Ensuite, on dépréciera, du moins pour une large frange de connaisseurs de l’art graphique, l’aspect «médiocre» de l’esquisse. «Les goûts et les couleurs ne se discutent pas», dirait-on dans ce genre d’épreuve, tout en sachant que la trouvaille serait l’œuvre, dit-on, d’un certain Mohamed El Melihi, l’un des ténors de l’art plastique du pays.

Tout une nuée de critiques éclatait, au grand jour, pour fustiger le concept qui semble ne pas satisfaire les spécificités du bastion de la culture et de l’histoire riches en jaillissements. Certains «malins» sont même allés dénicher un ancien logo en pyramide qui renvoyait à la particularité égyptienne et en déduisait du «plagiat» purement consommé.

Une contestation vive monte alors d’un cran et risque de  gâcher une belle «euphorie» éprouvée, à mesure que le projet royal se concrétisait. Certes, la procédure de mise en fonction faisait défaut, puisqu’on aurait fait appel au designer directement sans se fier à la démarche coutumière.

De même, cette envergure qui se pointe à l’horizon pour l’éclosion d’un nouveau fleuron national, mériterait mieux qu’un «gâchis» de symbole incarnant la nouvelle sollicitude Royale. Il est bien vrai également qu’on ne présente plus une sommité plastique de la trempe de Mohamed El Melihi. Mais, il paraît qu’on ne badine guère avec les principes de la l’égalité de l’exercice et surtout de la primauté identitaire de la ville dont les sceaux de l’origine amazigh et l’essence naturel et historique sont incontournables.

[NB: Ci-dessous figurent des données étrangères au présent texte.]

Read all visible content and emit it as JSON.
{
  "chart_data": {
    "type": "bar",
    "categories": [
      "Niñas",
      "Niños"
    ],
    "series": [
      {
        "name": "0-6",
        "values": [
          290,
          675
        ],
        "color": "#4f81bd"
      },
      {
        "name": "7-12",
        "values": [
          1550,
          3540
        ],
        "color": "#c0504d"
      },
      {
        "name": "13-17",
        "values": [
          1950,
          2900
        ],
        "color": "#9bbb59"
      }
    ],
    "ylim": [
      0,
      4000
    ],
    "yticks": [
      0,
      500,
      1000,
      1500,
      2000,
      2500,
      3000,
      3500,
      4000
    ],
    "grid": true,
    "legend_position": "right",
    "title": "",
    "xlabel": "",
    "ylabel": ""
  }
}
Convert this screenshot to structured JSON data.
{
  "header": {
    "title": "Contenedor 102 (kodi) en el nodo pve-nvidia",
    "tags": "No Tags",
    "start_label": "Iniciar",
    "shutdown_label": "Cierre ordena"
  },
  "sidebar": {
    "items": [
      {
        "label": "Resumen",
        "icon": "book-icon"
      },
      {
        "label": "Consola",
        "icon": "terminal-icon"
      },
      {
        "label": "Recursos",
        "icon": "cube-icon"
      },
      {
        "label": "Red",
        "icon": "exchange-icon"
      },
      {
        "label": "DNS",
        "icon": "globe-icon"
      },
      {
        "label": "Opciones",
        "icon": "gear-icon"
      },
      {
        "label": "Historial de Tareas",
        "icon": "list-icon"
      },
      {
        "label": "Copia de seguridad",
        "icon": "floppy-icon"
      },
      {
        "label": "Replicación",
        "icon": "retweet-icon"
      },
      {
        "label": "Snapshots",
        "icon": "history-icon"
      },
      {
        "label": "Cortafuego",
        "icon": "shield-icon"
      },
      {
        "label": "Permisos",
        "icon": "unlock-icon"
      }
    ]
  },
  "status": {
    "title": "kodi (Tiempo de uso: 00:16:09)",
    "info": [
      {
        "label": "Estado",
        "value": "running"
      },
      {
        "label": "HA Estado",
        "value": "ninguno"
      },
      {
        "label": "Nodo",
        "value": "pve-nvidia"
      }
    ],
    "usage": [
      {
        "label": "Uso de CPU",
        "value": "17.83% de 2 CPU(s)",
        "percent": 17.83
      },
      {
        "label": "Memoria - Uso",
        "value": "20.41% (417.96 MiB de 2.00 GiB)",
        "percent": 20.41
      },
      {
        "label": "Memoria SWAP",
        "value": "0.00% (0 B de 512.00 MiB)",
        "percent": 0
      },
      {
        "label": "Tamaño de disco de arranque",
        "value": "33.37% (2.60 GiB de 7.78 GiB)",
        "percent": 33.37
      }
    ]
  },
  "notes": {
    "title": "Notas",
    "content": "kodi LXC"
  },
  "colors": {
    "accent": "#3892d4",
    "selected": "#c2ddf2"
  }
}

D’autant plus que la ville regorge d’artistes auxquels on a toujours tourné le dos pour monter des fresques, des sculptures, des matrices dans les rues, les rocades ou encore sur les sites patents.

On remontrera aux initiateurs de cette symbolique de toute une contrée au passé glorieux, de ne pas ouvrir le débat aux battants en direction des intellectuels de la cité en vue d’enfanter un offre qui récoltera le maximum de rapprochement possible. Pour que le logo émane de tous et vers tous!